A worker advocacy group asked the Justice Department to investigate BC Partners Holding Ltd.’s PetSmart LLC and Chewy Inc. over concerns the pet supply retailers’ overlapping directors violate U.S. antitrust law.
In a complaint filed with the Justice Department this week, United for Respect urged a probe into three directors who sit on the boards of both PetSmart and Chewy even though the two companies split years ago.
PetSmart is No. 132 and Chewy is No. 14 in the 2022 Digital Commerce 360 Top 1000 database ranking North American web merchants by sales.
Pet products are big business
PetSmart is the biggest pet retailer with about 1,660 stores in North America and controls about 29% of the market, according to Statista. BC Partners bought PetSmart for $8.7 billion in March 2015 in what was then the largest leveraged buyout in retail.
Two years later, PetSmart acquired ecommerce pet products company Chewy, which went public in 2019. BC Partners later split PetSmart and Chewy, though it remains among Chewy’s biggest shareholders.
About one-fifth of all household and pet care products in 2020 were sold online, an amount that is expected to grow to about 30% by 2025, according to Statista. The three largest online retailers U.S. consumers use for pet products are Amazon.com Inc., Walmart Inc. and Chewy. Amazon is No. 1 and Walmart is No. 2 in the Digital Commerce 360 Top 1000 database.
Chewy’s ties to PetSmart
Chewy board chair Raymond Svider — the chairman of private equity firm BC Partners — simultaneously serves on the board of PetSmart along with two other Chewy directors, Michael Chang and Fahim Ahmed. Chang and Ahmed are also partners at the UK private equity firm.

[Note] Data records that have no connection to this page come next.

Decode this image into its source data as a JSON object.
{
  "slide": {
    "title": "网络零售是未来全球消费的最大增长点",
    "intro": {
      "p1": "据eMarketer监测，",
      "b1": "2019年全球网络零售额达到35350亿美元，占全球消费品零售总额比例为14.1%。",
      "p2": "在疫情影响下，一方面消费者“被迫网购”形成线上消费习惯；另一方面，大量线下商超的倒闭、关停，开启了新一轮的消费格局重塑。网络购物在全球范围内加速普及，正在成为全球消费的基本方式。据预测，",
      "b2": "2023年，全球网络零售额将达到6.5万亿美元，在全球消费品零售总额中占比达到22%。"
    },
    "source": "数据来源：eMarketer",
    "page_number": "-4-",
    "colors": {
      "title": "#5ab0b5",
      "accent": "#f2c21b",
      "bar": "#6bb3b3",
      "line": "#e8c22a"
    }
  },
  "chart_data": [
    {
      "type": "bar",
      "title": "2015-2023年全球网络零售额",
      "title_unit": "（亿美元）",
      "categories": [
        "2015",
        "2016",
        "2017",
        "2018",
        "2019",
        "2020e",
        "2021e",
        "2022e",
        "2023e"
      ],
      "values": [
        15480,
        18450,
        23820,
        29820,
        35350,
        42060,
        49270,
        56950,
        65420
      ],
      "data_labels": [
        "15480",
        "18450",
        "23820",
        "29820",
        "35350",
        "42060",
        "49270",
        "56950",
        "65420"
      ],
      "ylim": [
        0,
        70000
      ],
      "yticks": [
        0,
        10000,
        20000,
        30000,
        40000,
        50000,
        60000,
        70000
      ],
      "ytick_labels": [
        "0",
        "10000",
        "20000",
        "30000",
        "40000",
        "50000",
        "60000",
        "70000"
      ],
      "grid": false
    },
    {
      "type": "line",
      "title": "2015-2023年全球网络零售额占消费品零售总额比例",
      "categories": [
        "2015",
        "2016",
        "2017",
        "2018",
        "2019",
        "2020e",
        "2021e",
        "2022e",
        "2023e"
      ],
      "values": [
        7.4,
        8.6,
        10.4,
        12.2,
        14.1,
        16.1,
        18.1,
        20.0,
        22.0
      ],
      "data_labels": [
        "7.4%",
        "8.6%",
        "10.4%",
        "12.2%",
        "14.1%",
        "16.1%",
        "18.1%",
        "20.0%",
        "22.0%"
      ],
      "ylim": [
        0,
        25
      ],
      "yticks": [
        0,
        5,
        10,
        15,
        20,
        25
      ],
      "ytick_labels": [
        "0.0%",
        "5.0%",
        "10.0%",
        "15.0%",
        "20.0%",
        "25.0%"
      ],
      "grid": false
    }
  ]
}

BC Partners wholly owns and controls PetSmart, and owns about 80% of Chewy’s common stock representing 98% of the voting control, an attorney for the companies said, pointing to public filings. That makes the two companies affiliates rather than competitors and likely exempts them from the antitrust law’s prohibition on overlapping directors, an attorney for BC Partners and the companies said.
Corporate boards under scrutiny
Nonprofit United for Respect focuses its labor advocacy efforts on companies backed by private equity. The group helped workers at Toys R Us and Art Van Furniture negotiate with private equity owners KKR & Co. and Thomas H. Lee Partners. More recently, it has set its sights on BC Partners and PetSmart, prodding the company’s public investors about worker conditions.
More than a dozen board directors have stepped down since the Justice Department began an initiative last year focused on so-called interlocking directorates. Federal antitrust law forbids individuals or entities from sitting on the board of directors for two companies that directly compete with one another.
The Justice Department’s first foray saw directors associated with private equity firm Thoma Bravo LLC step down from the boards of two public companies. On March 9, the agency said directors associated with Apollo Global Management Inc. resigned from the board of Sun Country Airlines Holdings Inc. after the Justice Department raised concerns about the private equity firm also holding board seats on rival Atlas Air Worldwide Holdings Inc.
Brookfield Asset Management Inc. also agreed to forgo a board seat with insurer American Equity Investment Life Holding Co. after the agency cited a potential antitrust issue since Brookfield also owns American National Insurance Service Co.
At a conference in Brussels last week, Assistant Attorney General Jonathan Kanter said the Justice Department has 17 active investigations into illegal board overlaps.
Brookfield Asset Management didn’t respond to a request for comment. Apollo declined comment on the Sun Country board resignations.